Concerning the felled trees, the subject at the heart of the protest, Atosca reports that 13 hectares of various afforestation (trees, hedges, groves, etc.) will be affected by the project. Among them, “260 alignment trees” of which “trees of varying ages and heritage interest (from 5 years to more than 60 years) including around fifty plane trees affected by colored canker disease for some”. “The street trees are those planted near the roads. We also count those near the fields. In total, there are a thousand trees felled, not counting the hedges and shrubs”responds Alexis Boniface, co-president of the GNSA.
Faced with this impact on the environment, Atosca and the State respond that they will compensate for this destruction. “Fifty-five hectares of wetlands will be recreated, compared to 20 hectares impacted”describes the concessionaire, and 25 hectares of trees must be replanted, “that’s five times more”, according to the same source. But compensation can’t equal ecosystem losses, scientists say . “We are in hindsight today on compensation policies.
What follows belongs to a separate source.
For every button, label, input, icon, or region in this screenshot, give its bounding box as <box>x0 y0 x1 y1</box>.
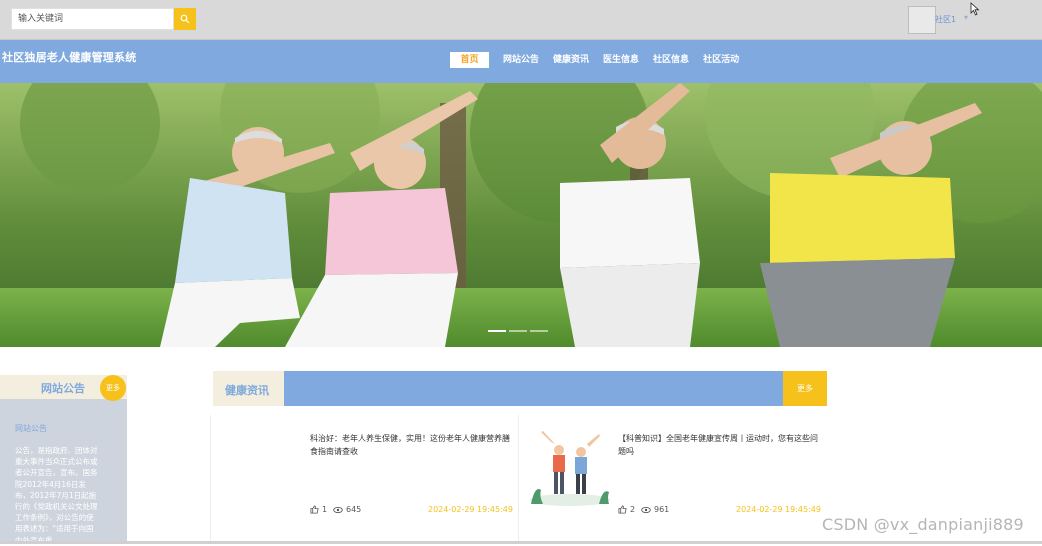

And they do not at all meet the initial commitments” comments Christophe Cassou, who denounces “the illusion of copying the living”.
“A simply accounting approach to living things makes no sense because living things are inherently dynamic and in interaction with the environments that surround them.”
Christophe Cassou, climatologistat franceinfo
“Its damage is irreversible and the first thing to do in environmental and climate policies is to do no harm”continues the climatologist.
5 The number of legal actions to contest the project
Several appeals have been launched against the construction of the highway. “Each time, the administrative court ruled in favor of the State”, responds the Occitanie prefecture, contacted by franceinfo. Other non-suspensive actions have still not been completed. “There are five legal proceedings in progress, three appeals before the administrative jurisdiction and two criminal complaints”explains Alice Terrasse, the lawyer for La Voie est libre.
The first concerns the widening of the A680, part of the project: “We are contesting before the Council of State the legality of the concession of the project to the motorways of the South of France, because it was not submitted to the Transport Regulatory Authority”, explains the lawyer. The association also attacked the two environmental authorizations granted to the A680 developments as well as the A69 project.
“On both cases, we contest the overriding reason of major public interest, as well as the lack of search for alternative solutions.”
Alice Terrasse, lawyer for The Way is Freeat franceinfo
Two cases which will not be judged “before a year or a year and a half with the administrative court of Toulouse”.
Alice Terrasse also filed a complaint for non-compliance: the “destruction of 260 road alignment trees, most of them centuries old, without authorization” and the absence of an inventory of a wetland by Atosca before the start of the work, denounced by the prefecture in a formal notice dated October 6. “How can we compensate for the height, when we destroy a site without carrying out a prior inventory?” asks Alice Terrasse. The opponents are now considering bringing the debate to the inadequacy of French law to the challenges of fighting global warming, for this type of project, points out the lawyer.